I'm not at all convinced it'll be a less effective opposition than the Labour party has been for the last five years, in truth.
I'm also not at all sure the Tories care about being consolatory with Labour, even with a fairly small majority, except on issues like their attacks on civil liberties, which the non-Corbyn candidates would vote with the Tories on, making them no opposition whatsoever.
I don't really understand how you're defining "the centre" though? There's no universal centre, even within a single country. What's centrist in Norway isn't centrist in the US, and what's centrist in 2015 isn't the same as what was centrist in 1984, 1973 or 1948. Neither politicians nor poli-sci philosophers decide where the centre is, the electorate does. When they voted in Blair, that's basically where the centre was, so overwhelming was his victory. In closer elections, the centre can be said to be somewhere more equally distant between the two major parties between which the election was fought. You can just point to somewhere and declare that the centre.
I'm defining it exactly the same way that you are.

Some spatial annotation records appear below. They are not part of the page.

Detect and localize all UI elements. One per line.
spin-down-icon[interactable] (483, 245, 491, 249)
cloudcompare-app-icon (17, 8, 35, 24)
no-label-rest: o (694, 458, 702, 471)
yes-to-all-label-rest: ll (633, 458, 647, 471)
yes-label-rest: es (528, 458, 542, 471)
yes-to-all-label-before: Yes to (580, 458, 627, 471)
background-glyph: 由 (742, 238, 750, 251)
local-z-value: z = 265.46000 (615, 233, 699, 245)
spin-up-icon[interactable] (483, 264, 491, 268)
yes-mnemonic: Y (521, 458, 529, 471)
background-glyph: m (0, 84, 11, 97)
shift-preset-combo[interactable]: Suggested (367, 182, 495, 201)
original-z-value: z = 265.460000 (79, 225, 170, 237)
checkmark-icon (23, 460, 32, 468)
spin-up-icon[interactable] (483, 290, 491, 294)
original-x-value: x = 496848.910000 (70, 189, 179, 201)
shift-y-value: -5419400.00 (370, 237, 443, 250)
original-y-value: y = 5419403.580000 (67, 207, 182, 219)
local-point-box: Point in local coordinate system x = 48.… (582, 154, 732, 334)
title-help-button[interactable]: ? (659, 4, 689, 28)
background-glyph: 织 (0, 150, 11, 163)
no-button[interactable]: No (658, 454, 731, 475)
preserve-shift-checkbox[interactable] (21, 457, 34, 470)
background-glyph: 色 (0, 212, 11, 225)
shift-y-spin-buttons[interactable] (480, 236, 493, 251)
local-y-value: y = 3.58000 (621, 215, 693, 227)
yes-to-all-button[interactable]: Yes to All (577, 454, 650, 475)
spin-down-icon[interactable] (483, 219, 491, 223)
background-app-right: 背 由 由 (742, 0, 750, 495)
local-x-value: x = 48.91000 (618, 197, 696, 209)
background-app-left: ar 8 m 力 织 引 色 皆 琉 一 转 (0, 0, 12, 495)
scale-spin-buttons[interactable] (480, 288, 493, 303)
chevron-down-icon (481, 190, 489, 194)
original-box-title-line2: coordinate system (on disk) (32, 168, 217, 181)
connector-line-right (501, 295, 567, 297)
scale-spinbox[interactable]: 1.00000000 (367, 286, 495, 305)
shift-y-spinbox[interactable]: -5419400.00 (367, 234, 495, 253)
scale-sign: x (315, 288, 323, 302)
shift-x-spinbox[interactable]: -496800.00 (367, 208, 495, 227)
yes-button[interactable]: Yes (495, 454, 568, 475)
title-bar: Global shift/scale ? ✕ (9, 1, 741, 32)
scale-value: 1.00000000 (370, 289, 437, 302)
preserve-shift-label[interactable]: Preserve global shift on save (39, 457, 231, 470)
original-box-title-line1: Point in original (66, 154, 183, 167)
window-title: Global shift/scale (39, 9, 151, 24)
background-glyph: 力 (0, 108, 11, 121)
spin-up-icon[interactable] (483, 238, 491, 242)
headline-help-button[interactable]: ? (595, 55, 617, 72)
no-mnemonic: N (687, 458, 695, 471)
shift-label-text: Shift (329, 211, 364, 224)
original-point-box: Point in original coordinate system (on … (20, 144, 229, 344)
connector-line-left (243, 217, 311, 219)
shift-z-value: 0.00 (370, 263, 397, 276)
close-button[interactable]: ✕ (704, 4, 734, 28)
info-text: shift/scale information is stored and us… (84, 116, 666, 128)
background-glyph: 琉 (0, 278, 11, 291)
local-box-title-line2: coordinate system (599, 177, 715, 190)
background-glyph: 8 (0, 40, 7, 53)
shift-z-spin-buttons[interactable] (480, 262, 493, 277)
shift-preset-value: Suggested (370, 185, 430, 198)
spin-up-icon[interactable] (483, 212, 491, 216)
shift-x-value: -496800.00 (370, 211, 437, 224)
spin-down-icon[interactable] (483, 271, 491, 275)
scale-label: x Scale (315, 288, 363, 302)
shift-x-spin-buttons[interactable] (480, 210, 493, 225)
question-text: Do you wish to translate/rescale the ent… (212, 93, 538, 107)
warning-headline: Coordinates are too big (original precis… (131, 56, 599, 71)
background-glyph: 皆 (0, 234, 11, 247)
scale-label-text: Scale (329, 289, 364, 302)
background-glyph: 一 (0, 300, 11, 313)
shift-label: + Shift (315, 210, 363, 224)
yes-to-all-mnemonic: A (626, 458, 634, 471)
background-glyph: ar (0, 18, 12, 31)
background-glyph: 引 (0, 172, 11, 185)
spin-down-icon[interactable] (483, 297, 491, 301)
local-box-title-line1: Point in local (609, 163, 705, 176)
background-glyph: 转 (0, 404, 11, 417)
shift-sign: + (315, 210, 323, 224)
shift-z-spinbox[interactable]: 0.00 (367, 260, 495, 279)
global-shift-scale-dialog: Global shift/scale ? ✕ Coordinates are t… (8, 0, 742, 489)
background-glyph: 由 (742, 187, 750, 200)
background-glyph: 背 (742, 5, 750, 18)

My point is just that our 'relative centre' in the UK is, by an reasonable standards, very right-wing.
Not entirely. The people gets what the people thinks they want. The only reason the British public thinks that deficit reduction is an important economic consideration is because they're told it by politicians. If the standard of political discourse in this country were any higher, the people would know that it's a side concern at best, and in general is just a way for the Tories to subject the country to a bunch of welfare cuts that people probably wouldn't want if they knew they were totally unnecessary.
Well maybe but the people have just been living it for 5 years and the boys in blue got re-elected with a higher vote share. It might have something to do with our growth in both GDP and jobs which is markedly higher than most of our European neighbours and the fact that despite the cuts, things aren't all falling down, headway on a lot of areas of public sector reform and a general display of competancy (the cabinet, for example, was remarkably stable for the duration of the last parliament). If the only reason the right constantly wins is because of a massive media conspiracy, it must help that people seem to like what they're seeing.
The recovery was in spite of cuts, not because of them. You know that.
Haven't received ballot papers yet. I wonder if I have been banned.
Yet more shenanigans going on with life long Labour supporters not being allowed membership to vote for the leader:
https://twitter.com/marcuschown/status/634259439625859072
This is... Disturbing
Yet more shenanigans going on with life long Labour supporters not being allowed membership to vote for the leader:
https://twitter.com/marcuschown/status/634259439625859072
This is... Disturbing
Anyone's got to be better than the three folk who would struggle between them to win the monthly 2nd best teller in a regional bank competition.
I don't know why it seems nuts? A party that has over 20-25 years drifted far from its social democratic foundation is struggling to reconcile between a faction that likes how it is and a faction that prefers how it was (in very basic terms). It seems healthy and natural that a party does soul searching when it loses.
I don't see how Corbyn meaningfully helps to overhaul the party or regain the trust of the party. Enthuse *potential* voters, I give you... but your implication is that after Corbyn is done and has lost his election, we can move to some new, presumably somewhat less leftwing figures - and I don't see much of the Corbyn support being retauned when that happens.